Seppe che aveva firmato un contratto di tre anni, poi seppe che dopo un anno se la Juve non lo avesse più voluto ci sarebbe stata una clausola nella quale avrebbe dovuto pagare un indennizzo. In ogni caso non era certo sua intenzione, dopo aver vinto due trofei al primo anno, di andarsene. Per quale motivo avrebbe dovuto? Anche Zoff fu mandato via dopo quello che aveva fatto. E’ il riassunto della storia bianconera di Alejnikov. Cosa successe? «Io posso parlare per me. Non sapevo niente del fatto che sarei andato a fine stagione al Lecce. Mi gestiva una società di Padova che controllava i cartellini dei giocatori che erano all’epoca alla Dinamo Minsk e li piazzava dove voleva. Io come molti altri sovietici non avendo mai avuto un contratto prima d’ora non sapevamo come funzionasse, non conoscevamo i nostri diritti» spiegò una volta lo stesso Alejnikov.

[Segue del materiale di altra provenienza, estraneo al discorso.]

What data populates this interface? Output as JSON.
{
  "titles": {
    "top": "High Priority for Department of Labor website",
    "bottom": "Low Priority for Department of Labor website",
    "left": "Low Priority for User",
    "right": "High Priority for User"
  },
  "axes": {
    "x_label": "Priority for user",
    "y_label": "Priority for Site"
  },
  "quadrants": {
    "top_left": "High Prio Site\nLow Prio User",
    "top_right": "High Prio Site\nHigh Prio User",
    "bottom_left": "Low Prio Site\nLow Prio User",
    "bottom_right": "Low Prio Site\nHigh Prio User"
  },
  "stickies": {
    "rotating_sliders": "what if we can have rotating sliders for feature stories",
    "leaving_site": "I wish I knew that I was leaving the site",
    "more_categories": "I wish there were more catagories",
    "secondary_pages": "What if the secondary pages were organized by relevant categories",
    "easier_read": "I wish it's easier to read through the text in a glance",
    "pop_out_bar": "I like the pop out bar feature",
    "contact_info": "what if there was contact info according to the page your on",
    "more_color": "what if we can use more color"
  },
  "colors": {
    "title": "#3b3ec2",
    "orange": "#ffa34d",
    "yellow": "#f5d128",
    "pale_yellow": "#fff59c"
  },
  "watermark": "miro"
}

A differenza sua il connazionale Zavarov non si ambientò. Perché? Alejnikov non ha mai voluto entrare troppo nello specifico, sicuramente il problema è stato di tipo caratteriale. Non è certamente stato un fuoriclasse, Sergej, ma un buon giocatore, abbastanza dotato tecnicamente molto intelligente dal punto di vista tattico; è stato schierato da Zoff, come centrocampista davanti alla difesa, anche se in carriera, ha giocato anche come difensore centrale, come in occasione della finalissima del Campionato europeo del 1988 nella quale, mancando i difensori titolari Bessonov e Kutnetsov, gli toccò l’improbo compito di marcare Marco Van Basten: «Perdemmo meritatamente contro l’olanda ma Van Basten, poiché lo marcavo io, ebbe una fortuna sfacciata, pescò l’asso con quel suo meraviglioso goal».